Au départ, le tag est une signature, la revendication du droit à poser son blase où on veut. Il se réalise dans l'urgence. Le jeu du chat et de la souris et le défi font fait partie du plaisir. Dans les années 70 à New York, les métros tagués circulant entre le Bronx et Brooklyn sont les messagers de cette rébellion, de cette appropriation de l'espace. En France, le graf débarque au début des années 80, via un Franco-Américain, Philip Lehman alias Bando. Même excitation, même envie de terrains de jeux illimités des deux côtés de l'Atlantique. De Taki 183 à T Kid, en passant par Blade, Psykoze, John One, Toxic... des réputations se font, des noms deviennent récurrents. Palissades, terrains vagues (Stalingrad, à Paris), métros, trains, façades, camions...: toute surface est bonne pour la bombe. Et, dès le début des années 90, on navigue constamment entre chasse aux « délinquants et aux vandales » et essai de récupération. Parallèlement, dans les mêmes années, la styliste Agnès b sera une des premières à donner une visibilité à certains graffeurs. Malgré tout, les relations restent conflictuelles. En témoigne le procès intenté par la SNCF à l'encontre des plusieurs magazines de graffiti* (Graff it! Productions, Graffbombz, Mix Grill International) accusés d'avoir « publié (des) photographies de trains graffés et incité à la dégradation des biens matériels de la SNCF ». En appel, la Cour a estimé que « le mouvement graff (était) né il y a environ quatre décennies sur tous les supports dont les trains et avant même qu'une presse spécialisée soit née; il est reconnu à la fois comme phénomène de société et comme mode d'expression artistique; des expositions ont présenté des maquettes de wagons recouvertes de tags ». Procès gagné par les magazines. Difficile, effectivement d'exploiter l'univers et les codes du graf, tout en demandant sa condamnation dans le même temps... Et pourtant, le procès a duré.

De l'exposition « Graffiti art » à « Rue au grand Palais », en passant par la Fondation Cartier, le graf s'expose*.* « Si, au début des années 90, on regardait d'un mauvais oeil les graffeurs qui entraient en galerie, le discours a finalement évolué », estime Charles alias Obsen, graphiste et ancien graffeur. « Les premiers étaient vus comme des vendus, mais c'est aussi une question d'opportunité. Ce qui est certain c'est que la plupart ont continué dans le même temps, à faire du graf dans la rue. » Car les deux pratiques ne sont pas contradictoires. Elles ne font pas appel aux mêmes sensations, les techniques changent. « Déjà, la première différence se trouve entre la sensation que tu éprouves à faire un mur non autorisé et un mur autorisé. Dans le premier cas, tu le fais dans l'urgence. La priorité n'est pas de réaliser une oeuvre aboutie. Le graffeur travaille pour lui et pour la compétition avec les autres graffeurs. »

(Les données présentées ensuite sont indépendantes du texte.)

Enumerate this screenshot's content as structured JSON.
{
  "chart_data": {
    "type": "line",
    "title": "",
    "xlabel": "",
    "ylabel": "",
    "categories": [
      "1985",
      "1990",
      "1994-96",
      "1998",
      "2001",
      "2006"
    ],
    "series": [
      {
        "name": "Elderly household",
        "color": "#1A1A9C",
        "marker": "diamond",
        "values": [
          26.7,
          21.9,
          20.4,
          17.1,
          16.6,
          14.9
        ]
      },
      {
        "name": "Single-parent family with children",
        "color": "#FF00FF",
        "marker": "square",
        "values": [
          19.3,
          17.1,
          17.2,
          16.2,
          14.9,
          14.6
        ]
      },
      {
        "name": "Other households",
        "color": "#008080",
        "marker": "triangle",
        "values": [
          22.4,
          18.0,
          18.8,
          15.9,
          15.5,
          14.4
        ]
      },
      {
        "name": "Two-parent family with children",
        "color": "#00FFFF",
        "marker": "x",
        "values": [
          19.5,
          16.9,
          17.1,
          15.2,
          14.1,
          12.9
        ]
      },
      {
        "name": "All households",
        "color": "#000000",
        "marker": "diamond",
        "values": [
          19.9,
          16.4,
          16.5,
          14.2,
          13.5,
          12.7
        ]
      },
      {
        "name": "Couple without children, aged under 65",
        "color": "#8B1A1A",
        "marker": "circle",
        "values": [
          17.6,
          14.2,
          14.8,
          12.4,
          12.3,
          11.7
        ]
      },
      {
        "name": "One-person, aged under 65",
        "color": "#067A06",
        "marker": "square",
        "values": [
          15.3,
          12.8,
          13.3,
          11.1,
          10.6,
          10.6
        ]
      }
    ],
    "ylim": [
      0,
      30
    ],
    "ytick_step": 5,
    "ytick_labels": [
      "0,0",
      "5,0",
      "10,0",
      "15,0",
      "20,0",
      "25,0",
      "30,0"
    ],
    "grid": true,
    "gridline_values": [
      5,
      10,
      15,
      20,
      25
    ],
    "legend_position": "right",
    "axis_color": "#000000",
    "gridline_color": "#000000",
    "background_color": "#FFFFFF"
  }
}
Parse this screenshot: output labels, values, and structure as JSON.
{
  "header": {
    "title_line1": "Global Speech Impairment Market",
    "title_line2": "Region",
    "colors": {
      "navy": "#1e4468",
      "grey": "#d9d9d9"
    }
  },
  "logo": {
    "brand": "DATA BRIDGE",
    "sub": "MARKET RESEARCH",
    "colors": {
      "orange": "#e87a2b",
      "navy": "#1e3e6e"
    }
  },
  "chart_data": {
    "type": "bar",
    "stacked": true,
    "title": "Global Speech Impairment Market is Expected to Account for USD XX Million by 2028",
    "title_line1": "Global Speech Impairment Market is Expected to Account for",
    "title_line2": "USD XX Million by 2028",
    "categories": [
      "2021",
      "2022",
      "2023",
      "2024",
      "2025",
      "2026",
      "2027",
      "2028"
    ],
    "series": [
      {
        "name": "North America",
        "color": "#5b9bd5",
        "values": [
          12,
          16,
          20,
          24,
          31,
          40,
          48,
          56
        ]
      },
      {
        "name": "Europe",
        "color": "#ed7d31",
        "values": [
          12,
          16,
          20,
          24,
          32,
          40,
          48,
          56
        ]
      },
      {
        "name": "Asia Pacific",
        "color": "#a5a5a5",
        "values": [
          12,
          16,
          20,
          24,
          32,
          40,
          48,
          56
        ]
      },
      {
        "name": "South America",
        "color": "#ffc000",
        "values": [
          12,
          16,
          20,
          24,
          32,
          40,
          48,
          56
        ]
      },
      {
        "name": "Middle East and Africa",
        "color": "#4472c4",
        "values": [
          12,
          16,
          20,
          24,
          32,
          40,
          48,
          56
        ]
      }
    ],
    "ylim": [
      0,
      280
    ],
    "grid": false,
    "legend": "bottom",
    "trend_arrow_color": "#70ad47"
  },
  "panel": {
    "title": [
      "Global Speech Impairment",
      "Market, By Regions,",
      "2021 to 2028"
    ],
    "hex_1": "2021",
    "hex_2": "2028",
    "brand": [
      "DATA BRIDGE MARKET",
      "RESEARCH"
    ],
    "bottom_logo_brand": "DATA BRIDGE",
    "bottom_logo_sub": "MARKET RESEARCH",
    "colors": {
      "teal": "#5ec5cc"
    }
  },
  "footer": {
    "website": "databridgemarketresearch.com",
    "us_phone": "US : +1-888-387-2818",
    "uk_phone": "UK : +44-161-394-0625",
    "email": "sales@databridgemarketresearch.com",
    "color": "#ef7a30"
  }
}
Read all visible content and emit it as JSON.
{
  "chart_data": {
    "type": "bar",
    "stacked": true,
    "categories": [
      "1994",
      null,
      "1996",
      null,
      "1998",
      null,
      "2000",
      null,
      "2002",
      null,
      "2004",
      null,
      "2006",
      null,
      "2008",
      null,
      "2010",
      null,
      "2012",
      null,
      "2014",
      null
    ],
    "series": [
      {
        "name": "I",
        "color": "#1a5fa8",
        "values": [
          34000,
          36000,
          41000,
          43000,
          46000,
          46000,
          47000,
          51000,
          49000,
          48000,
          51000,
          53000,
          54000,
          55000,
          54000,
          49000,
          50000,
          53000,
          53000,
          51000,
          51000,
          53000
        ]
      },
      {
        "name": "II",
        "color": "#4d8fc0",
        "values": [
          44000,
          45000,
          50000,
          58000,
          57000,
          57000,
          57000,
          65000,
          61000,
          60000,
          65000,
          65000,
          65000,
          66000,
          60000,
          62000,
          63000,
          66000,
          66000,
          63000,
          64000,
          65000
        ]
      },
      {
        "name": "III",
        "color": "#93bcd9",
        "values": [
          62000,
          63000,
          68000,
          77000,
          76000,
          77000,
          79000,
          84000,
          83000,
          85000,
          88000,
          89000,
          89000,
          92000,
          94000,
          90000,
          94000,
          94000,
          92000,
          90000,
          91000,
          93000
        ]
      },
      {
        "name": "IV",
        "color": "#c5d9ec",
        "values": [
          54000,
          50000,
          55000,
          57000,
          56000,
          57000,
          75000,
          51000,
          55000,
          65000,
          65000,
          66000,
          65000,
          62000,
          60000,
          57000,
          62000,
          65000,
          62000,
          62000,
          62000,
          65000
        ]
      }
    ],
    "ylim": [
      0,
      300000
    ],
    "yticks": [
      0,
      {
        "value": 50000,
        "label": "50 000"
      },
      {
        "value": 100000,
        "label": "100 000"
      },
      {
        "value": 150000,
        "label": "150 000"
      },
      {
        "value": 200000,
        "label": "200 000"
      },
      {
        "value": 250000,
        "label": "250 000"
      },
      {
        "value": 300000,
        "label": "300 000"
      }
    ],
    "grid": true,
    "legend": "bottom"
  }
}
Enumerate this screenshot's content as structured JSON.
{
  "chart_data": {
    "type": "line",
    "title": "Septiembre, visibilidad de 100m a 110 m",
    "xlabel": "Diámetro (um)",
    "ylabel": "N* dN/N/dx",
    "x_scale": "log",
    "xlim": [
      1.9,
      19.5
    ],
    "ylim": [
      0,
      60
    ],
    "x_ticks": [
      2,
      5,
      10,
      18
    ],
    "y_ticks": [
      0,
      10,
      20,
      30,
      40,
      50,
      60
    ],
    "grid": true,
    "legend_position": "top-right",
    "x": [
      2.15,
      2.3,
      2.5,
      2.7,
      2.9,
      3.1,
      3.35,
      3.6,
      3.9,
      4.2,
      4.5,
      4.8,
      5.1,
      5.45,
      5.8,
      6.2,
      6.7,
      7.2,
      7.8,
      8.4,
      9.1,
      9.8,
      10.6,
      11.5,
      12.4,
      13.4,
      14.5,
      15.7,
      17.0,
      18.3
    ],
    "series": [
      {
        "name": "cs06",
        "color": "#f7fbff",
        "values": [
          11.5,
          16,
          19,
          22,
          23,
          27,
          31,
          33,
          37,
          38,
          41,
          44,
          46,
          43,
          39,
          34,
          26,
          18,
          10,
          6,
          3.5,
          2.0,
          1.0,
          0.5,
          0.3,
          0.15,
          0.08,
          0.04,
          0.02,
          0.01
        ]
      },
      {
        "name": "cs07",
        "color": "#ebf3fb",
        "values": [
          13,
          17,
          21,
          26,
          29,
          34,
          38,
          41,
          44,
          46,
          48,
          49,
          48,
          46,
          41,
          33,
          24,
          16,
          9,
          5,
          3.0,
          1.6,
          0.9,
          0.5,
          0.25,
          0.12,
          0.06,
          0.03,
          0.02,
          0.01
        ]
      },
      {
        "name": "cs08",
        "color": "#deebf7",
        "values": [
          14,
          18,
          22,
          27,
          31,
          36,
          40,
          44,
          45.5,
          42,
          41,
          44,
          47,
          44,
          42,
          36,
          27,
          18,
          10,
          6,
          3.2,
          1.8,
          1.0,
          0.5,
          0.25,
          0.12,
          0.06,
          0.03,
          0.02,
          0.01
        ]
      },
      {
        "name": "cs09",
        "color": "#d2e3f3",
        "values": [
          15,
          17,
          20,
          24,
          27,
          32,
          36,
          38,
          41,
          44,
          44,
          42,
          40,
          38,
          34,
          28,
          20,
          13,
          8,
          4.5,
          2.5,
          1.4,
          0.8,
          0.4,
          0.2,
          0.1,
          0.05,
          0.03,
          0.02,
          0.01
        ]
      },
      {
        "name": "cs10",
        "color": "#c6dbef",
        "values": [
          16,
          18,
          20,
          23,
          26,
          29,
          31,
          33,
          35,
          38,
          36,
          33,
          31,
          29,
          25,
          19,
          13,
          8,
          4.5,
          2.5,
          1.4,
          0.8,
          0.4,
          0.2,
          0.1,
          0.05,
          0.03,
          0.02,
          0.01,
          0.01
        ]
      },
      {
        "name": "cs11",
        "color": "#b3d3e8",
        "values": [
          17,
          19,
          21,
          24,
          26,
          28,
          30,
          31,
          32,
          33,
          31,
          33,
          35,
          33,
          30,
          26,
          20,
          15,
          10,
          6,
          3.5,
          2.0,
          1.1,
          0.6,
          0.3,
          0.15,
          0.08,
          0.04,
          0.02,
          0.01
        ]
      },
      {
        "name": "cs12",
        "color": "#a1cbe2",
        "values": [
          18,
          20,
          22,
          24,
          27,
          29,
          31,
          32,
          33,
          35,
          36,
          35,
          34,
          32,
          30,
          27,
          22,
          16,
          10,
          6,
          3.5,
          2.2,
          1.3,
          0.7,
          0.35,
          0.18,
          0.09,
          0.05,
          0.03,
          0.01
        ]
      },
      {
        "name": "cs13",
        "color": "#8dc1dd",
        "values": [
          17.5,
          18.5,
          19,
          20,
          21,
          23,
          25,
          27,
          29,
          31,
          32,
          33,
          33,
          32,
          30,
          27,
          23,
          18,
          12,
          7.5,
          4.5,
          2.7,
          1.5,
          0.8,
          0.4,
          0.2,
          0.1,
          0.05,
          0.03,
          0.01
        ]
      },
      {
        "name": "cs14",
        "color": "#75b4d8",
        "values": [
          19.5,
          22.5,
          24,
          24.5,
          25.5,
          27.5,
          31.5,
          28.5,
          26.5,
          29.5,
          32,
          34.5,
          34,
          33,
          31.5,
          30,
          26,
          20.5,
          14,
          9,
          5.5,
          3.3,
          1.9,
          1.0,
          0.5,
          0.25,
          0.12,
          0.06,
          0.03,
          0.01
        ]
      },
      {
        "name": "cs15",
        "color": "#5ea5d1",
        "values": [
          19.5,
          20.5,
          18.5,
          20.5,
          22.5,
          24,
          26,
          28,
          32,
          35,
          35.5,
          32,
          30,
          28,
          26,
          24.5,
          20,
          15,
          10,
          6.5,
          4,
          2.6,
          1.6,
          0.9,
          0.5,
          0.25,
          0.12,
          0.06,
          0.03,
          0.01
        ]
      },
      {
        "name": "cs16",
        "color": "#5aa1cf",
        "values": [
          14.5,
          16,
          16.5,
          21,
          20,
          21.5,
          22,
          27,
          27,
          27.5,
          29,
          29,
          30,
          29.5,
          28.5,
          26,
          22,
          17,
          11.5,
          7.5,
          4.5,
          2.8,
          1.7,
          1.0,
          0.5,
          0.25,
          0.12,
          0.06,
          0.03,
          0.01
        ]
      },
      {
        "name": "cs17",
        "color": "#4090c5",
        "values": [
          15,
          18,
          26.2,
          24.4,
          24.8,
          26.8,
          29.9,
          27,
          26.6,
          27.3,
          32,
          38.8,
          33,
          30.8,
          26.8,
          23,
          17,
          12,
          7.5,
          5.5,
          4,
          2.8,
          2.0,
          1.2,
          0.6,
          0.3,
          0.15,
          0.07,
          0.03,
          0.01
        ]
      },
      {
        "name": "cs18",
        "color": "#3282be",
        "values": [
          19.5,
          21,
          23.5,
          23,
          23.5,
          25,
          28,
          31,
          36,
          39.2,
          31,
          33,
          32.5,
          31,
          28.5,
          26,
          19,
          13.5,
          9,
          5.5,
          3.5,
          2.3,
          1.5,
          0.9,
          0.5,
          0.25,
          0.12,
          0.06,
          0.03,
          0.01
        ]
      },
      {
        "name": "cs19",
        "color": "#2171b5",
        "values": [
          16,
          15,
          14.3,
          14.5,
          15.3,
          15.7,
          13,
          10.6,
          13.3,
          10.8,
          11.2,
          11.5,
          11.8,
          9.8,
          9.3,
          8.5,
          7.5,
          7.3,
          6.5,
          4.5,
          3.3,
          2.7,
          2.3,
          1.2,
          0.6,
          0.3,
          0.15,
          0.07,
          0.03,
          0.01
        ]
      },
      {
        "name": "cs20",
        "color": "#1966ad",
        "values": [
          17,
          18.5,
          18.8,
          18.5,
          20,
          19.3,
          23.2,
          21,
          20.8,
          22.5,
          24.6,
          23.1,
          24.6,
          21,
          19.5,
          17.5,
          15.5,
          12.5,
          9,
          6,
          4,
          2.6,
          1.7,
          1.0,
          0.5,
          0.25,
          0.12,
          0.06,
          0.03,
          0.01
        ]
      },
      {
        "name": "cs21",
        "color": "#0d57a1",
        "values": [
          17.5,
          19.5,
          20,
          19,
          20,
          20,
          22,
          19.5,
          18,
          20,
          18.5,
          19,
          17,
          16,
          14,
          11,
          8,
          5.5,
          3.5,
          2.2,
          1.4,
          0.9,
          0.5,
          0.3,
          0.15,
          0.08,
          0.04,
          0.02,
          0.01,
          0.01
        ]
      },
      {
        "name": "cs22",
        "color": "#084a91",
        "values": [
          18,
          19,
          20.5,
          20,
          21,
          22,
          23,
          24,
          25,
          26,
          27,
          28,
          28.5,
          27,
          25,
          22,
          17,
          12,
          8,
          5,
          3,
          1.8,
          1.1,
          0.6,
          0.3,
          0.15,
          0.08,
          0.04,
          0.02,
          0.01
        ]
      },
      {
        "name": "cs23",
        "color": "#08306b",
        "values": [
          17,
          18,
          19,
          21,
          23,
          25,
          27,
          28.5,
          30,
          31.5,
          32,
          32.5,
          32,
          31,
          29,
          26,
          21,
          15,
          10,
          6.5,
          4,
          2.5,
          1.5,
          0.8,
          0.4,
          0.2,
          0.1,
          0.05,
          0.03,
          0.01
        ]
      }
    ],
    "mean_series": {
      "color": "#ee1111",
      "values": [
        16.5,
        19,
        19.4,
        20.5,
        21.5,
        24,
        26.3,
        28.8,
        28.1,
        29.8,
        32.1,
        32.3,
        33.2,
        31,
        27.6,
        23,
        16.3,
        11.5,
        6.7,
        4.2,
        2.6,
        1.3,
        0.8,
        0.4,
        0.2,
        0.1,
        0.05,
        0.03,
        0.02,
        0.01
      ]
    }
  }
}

Quant aux plans autorisés, ils sont nombreux à en avoir fait: fresques sur commande, devantures de magasins... Juin 2010: à l'initiative d'associations, la Vitry Jam a ainsi permis à plusieurs d'entre eux de poser en plein jour, et même de répondre à la commande de co-propriétaires qui voulaient voir la façade de leur immeuble ré-inventée. Artof Popof a participé à la réalisation de cette fresque: « c'est la première fois de ma vie que je peignais une façade de cette ampleur et qui n'est pas vouée à la destruction. C'est une belle évolution de la mentalité des gens par rapport à cet art ». Alors, exposer en galerie ou à ciel ouvert, est-ce si schizophrénique, finalement? « C'est logique. On commence par entrer dans une démarche de graf, avec tout ce que ça implique, y compris l'art vandale. L'envie d'évoluer artistiquement te pousse à aller chercher sur d'autres terrains l'adrénaline que tu as dans la rue. »

Laurence Wurtz - Ressources Urbaines

* Le 18 décembre 2003, la SNCF avait assigné les 3 magazines en justice, leur réclamant respectivement 150 000 euros à titre de dommages-intérêts pour la publication de photos de trains graffés. Le 27 septembre 2006, la Cour d'appel de Paris a confirmé le jugement rendu en faveur des 3 magazines par le Tribunal de commerce de Paris du 15 octobre 2004. Les magazines ont donc gagné le procès.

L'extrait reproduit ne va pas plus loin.